Why does this happen?
Consider two models:
(1) AR(1)
(2) AR(2) with coefficient on AR2 restricted to zero
On paper, the two model are the same. However, their estimation might differ (?). Not sure why they produce equal coefficient estimates, equal log-likelihood values and equal AIC values -- but different BIC values.
Since BIC values differ while likelihoods are equal and AIC values are equal, the number of observations used in estimation must be different between the two models. However, the implied difference in the number of observations is not 1 or 2 but much more.

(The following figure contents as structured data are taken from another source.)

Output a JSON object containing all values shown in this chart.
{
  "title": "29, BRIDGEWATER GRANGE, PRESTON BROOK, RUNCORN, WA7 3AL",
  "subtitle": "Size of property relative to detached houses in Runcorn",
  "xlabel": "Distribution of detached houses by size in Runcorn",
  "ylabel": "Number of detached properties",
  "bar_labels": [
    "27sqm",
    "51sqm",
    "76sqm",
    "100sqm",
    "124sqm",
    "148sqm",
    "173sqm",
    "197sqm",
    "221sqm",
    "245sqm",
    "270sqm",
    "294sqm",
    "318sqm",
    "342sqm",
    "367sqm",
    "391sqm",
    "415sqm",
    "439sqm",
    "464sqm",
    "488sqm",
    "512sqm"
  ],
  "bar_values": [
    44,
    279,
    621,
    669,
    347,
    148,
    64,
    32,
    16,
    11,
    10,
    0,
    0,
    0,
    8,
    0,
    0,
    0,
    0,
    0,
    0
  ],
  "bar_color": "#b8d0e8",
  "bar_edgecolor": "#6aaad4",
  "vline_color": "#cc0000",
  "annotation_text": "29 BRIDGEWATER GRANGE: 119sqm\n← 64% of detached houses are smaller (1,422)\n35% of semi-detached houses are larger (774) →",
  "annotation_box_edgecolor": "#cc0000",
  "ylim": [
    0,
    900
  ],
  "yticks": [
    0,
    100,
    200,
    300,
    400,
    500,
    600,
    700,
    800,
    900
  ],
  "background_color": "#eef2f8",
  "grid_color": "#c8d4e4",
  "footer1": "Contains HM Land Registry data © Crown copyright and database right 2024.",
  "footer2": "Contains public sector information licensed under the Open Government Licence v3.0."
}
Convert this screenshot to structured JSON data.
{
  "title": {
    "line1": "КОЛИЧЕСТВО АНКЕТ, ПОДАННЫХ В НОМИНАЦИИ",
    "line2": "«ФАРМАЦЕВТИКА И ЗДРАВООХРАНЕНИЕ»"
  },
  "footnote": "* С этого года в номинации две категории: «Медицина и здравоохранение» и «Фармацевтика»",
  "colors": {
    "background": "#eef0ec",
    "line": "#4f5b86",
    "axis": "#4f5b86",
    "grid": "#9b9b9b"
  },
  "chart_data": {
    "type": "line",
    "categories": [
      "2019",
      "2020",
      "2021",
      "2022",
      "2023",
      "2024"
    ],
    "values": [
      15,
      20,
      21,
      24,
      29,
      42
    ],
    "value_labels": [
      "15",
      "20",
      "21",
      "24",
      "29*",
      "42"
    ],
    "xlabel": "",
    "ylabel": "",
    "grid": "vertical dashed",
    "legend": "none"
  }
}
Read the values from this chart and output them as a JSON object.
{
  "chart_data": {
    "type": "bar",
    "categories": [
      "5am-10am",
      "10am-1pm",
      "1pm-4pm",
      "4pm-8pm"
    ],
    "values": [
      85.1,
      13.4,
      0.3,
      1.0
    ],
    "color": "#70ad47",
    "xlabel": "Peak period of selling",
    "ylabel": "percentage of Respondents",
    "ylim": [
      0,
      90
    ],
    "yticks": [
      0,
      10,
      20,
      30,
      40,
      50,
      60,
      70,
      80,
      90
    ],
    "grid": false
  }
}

Is this justified, or is it a bug ???
I wonder what the difference is and how BIC is calculated in case (2). I would like to be able to reproduce the results, so I need to understand how things work here.
Below I provide a reproducible example. Having executed it in R, look at the printed BIC, and also AICc, values -- they are different between the models.
library(forecast)
T=1000; seed=1; set.seed(seed); x=rnorm(T)
model1=arima(x,order=c(1,0,0) ,method="CSS-ML",transform.pars=FALSE)
model2=arima(x,order=c(2,0,0),fixed=c(NA,0,NA),method="CSS-ML",transform.pars=FALSE)
print(model1)
print(model2)
The same applies to AR(p) and MA(q) models, which I do not discuss explicitly to keep it simple.
Would be great if someone could explain why this happens. Thanks!